The belief that the state file should be stored in /dev/shm/, and that it was best to either rely on swapping or having enough RAM to hold the entire state file was a large part of this misconception.

You are correct that at some point in the future, if we continue to grow without making any changes, we would reach a point that 16 GB servers, and even eventually 32 GB would not be enough, but many of the changes we are working on (such as AppBase and RocksDB) are intended to address this long before we reach that point.

Sort:  
  1. The info (both in the post and here) about /dev/shm is completely wrong
  2. It is true that 64 GB is not currently required (and certainly not 128 GB which is actually overkill to the point of being useless) for a witness node. 32 GB works fine. 16 GB is pretty questionable and I'm doubtful that 8 GB is even usable (I'm doing some tests right now). 32 GB will be entering into that state once the file exceeds physical memory by a sufficient ratio, which from past experience at various sizes seems to be about 2x (I believe the file is around 35 GB currently). The memory mapped approach just does not do a very good job with delivering good performance when the data size is much larger than memory.
  3. Moving the data to a database should improve the scalability of data size with respect to physical memory dramatically, once development is finished, but may have other tradeoffs. We will have to see how that works out.

@andarchy

The belief that the state file should be stored in /dev/shm/, and that it was best to either rely on swapping or having enough RAM to hold the entire state file was a large part of this misconception.

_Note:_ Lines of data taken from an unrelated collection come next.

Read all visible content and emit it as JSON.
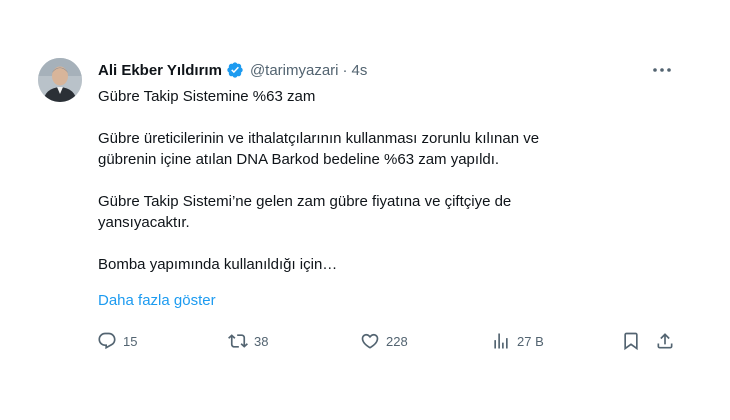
{
  "author": {
    "name": "Ali Ekber Yıldırım",
    "handle": "@tarimyazari",
    "separator": "·",
    "time": "4s",
    "verified": true
  },
  "tweet": {
    "paragraphs": [
      [
        "Gübre Takip Sistemine %63 zam"
      ],
      [
        "Gübre üreticilerinin ve ithalatçılarının kullanması zorunlu kılınan ve",
        "gübrenin içine atılan DNA Barkod bedeline %63 zam yapıldı."
      ],
      [
        "Gübre Takip Sistemi’ne gelen zam gübre fiyatına ve çiftçiye de",
        "yansıyacaktır."
      ],
      [
        "Bomba yapımında kullanıldığı için…"
      ]
    ],
    "show_more": "Daha fazla göster"
  },
  "actions": {
    "replies": "15",
    "retweets": "38",
    "likes": "228",
    "views": "27 B"
  },
  "colors": {
    "text": "#0f1419",
    "muted": "#536471",
    "link": "#1d9bf0",
    "verified_badge": "#1d9bf0"
  },
  "icons": [
    "more-icon",
    "verified-icon",
    "reply-icon",
    "retweet-icon",
    "like-icon",
    "views-icon",
    "bookmark-icon",
    "share-icon"
  ]
}
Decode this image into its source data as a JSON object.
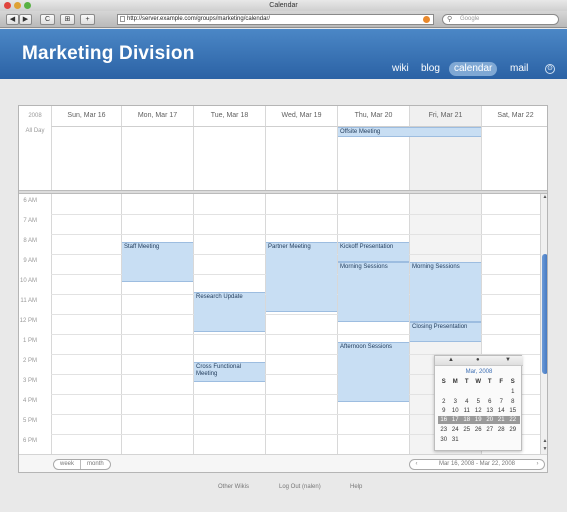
{
  "window": {
    "title": "Calendar"
  },
  "toolbar": {
    "back": "◀",
    "forward": "▶",
    "reload": "C",
    "bookmark": "⊞",
    "add": "+",
    "url": "http://server.example.com/groups/marketing/calendar/",
    "search_placeholder": "Google"
  },
  "header": {
    "title": "Marketing Division",
    "nav": [
      "wiki",
      "blog",
      "calendar",
      "mail"
    ],
    "active_nav": "calendar"
  },
  "calendar": {
    "year": "2008",
    "all_day_label": "All Day",
    "days": [
      "Sun, Mar 16",
      "Mon, Mar 17",
      "Tue, Mar 18",
      "Wed, Mar 19",
      "Thu, Mar 20",
      "Fri, Mar 21",
      "Sat, Mar 22"
    ],
    "hours": [
      "6 AM",
      "7 AM",
      "8 AM",
      "9 AM",
      "10 AM",
      "11 AM",
      "12 PM",
      "1 PM",
      "2 PM",
      "3 PM",
      "4 PM",
      "5 PM",
      "6 PM"
    ],
    "all_day_events": [
      {
        "title": "Offsite Meeting"
      }
    ],
    "events": [
      {
        "title": "Staff Meeting"
      },
      {
        "title": "Research Update"
      },
      {
        "title": "Cross Functional Meeting"
      },
      {
        "title": "Partner Meeting"
      },
      {
        "title": "Kickoff Presentation"
      },
      {
        "title": "Morning Sessions"
      },
      {
        "title": "Afternoon Sessions"
      },
      {
        "title": "Morning Sessions"
      },
      {
        "title": "Closing Presentation"
      }
    ],
    "view_week": "week",
    "view_month": "month",
    "date_range": "Mar 16, 2008 - Mar 22, 2008"
  },
  "mini_calendar": {
    "month": "Mar, 2008",
    "weekdays": [
      "S",
      "M",
      "T",
      "W",
      "T",
      "F",
      "S"
    ],
    "weeks": [
      [
        "",
        "",
        "",
        "",
        "",
        "",
        "1"
      ],
      [
        "2",
        "3",
        "4",
        "5",
        "6",
        "7",
        "8"
      ],
      [
        "9",
        "10",
        "11",
        "12",
        "13",
        "14",
        "15"
      ],
      [
        "16",
        "17",
        "18",
        "19",
        "20",
        "21",
        "22"
      ],
      [
        "23",
        "24",
        "25",
        "26",
        "27",
        "28",
        "29"
      ],
      [
        "30",
        "31",
        "",
        "",
        "",
        "",
        ""
      ]
    ],
    "highlighted_week": 3
  },
  "footer": {
    "links": [
      "Other Wikis",
      "Log Out (nalen)",
      "Help"
    ]
  },
  "colors": {
    "header_blue": "#3a74b8",
    "event_fill": "#c8def3",
    "scroll_thumb": "#4a80c8"
  }
}
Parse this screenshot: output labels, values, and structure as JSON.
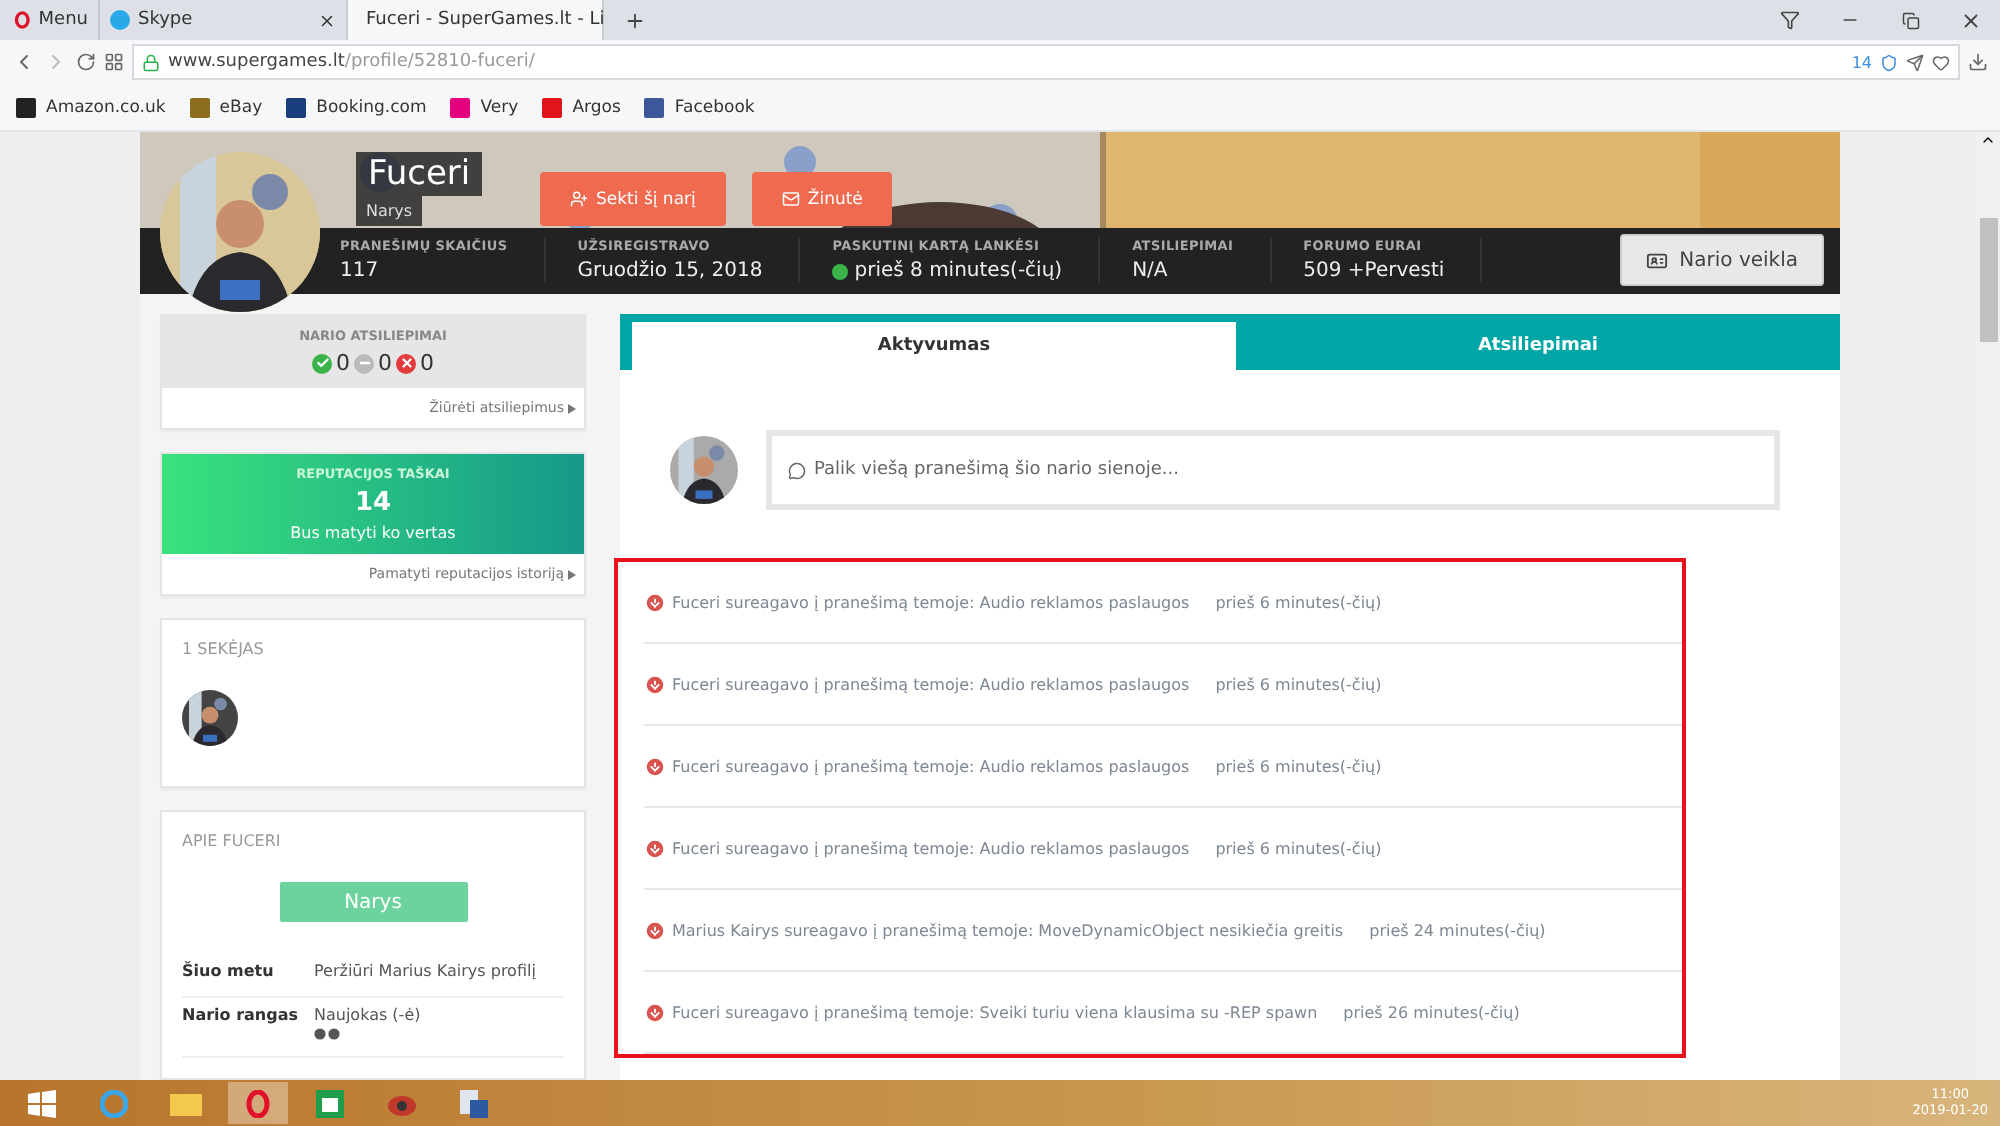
{
  "browser": {
    "tabs": [
      {
        "label": "Menu",
        "kind": "menu",
        "selected": false
      },
      {
        "label": "Skype",
        "kind": "skype",
        "selected": false
      },
      {
        "label": "Fuceri - SuperGames.lt - Li",
        "kind": "site",
        "selected": true
      }
    ],
    "address": {
      "host": "www.supergames.lt",
      "path": "/profile/52810-fuceri/"
    },
    "tracker_count": "14",
    "bookmarks": [
      {
        "label": "Amazon.co.uk",
        "color": "#222222"
      },
      {
        "label": "eBay",
        "color": "#8a6d1f"
      },
      {
        "label": "Booking.com",
        "color": "#1a3d7c"
      },
      {
        "label": "Very",
        "color": "#e4007c"
      },
      {
        "label": "Argos",
        "color": "#e1141b"
      },
      {
        "label": "Facebook",
        "color": "#3b5998"
      }
    ]
  },
  "profile": {
    "name": "Fuceri",
    "role": "Narys",
    "buttons": [
      {
        "label": "Sekti šį narį",
        "kind": "follow"
      },
      {
        "label": "Žinutė",
        "kind": "message"
      }
    ],
    "stats": [
      {
        "label": "PRANEŠIMŲ SKAIČIUS",
        "value": "117",
        "online": false
      },
      {
        "label": "UŽSIREGISTRAVO",
        "value": "Gruodžio 15, 2018",
        "online": false
      },
      {
        "label": "PASKUTINĮ KARTĄ LANKĖSI",
        "value": "prieš 8 minutes(-čių)",
        "online": true
      },
      {
        "label": "ATSILIEPIMAI",
        "value": "N/A",
        "online": false
      },
      {
        "label": "FORUMO EURAI",
        "value": "509 +Pervesti",
        "online": false
      }
    ],
    "activity_button": "Nario veikla"
  },
  "sidebar": {
    "feedback": {
      "title": "NARIO ATSILIEPIMAI",
      "positive": "0",
      "neutral": "0",
      "negative": "0",
      "link": "Žiūrėti atsiliepimus"
    },
    "reputation": {
      "title": "REPUTACIJOS TAŠKAI",
      "points": "14",
      "caption": "Bus matyti ko vertas",
      "link": "Pamatyti reputacijos istoriją"
    },
    "followers": {
      "title": "1 SEKĖJAS"
    },
    "about": {
      "title": "APIE FUCERI",
      "group": "Narys",
      "rows": [
        {
          "label": "Šiuo metu",
          "value": "Peržiūri Marius Kairys profilį",
          "kind": "text"
        },
        {
          "label": "Nario rangas",
          "value": "Naujokas (-ė)",
          "kind": "rank"
        }
      ]
    }
  },
  "content_tabs": [
    {
      "label": "Aktyvumas",
      "selected": true
    },
    {
      "label": "Atsiliepimai",
      "selected": false
    }
  ],
  "post_placeholder": "Palik viešą pranešimą šio nario sienoje...",
  "activities": [
    {
      "text": "Fuceri sureagavo į pranešimą temoje: Audio reklamos paslaugos",
      "time": "prieš 6 minutes(-čių)"
    },
    {
      "text": "Fuceri sureagavo į pranešimą temoje: Audio reklamos paslaugos",
      "time": "prieš 6 minutes(-čių)"
    },
    {
      "text": "Fuceri sureagavo į pranešimą temoje: Audio reklamos paslaugos",
      "time": "prieš 6 minutes(-čių)"
    },
    {
      "text": "Fuceri sureagavo į pranešimą temoje: Audio reklamos paslaugos",
      "time": "prieš 6 minutes(-čių)"
    },
    {
      "text": "Marius Kairys sureagavo į pranešimą temoje: MoveDynamicObject nesikiečia greitis",
      "time": "prieš 24 minutes(-čių)"
    },
    {
      "text": "Fuceri sureagavo į pranešimą temoje: Sveiki turiu viena klausima su -REP spawn",
      "time": "prieš 26 minutes(-čių)"
    }
  ],
  "taskbar": {
    "time": "11:00",
    "date": "2019-01-20"
  }
}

So essentially the suggestion is, only during the initial indexing the files needs to be read quickly and from that point onwards only the last blocks will need to be in the RAM for faster I/O ?

In otherwords, once the reindexing is over, which is CPU driven and IO driven, the "tail end of the blockchain" is what that gets I/O and rest need not be in memory.

If this is the case, we need to carefully pageout the older parts of the blockchain from the memory and only the new (tail end) needs to be in memory.

Does this make sense ?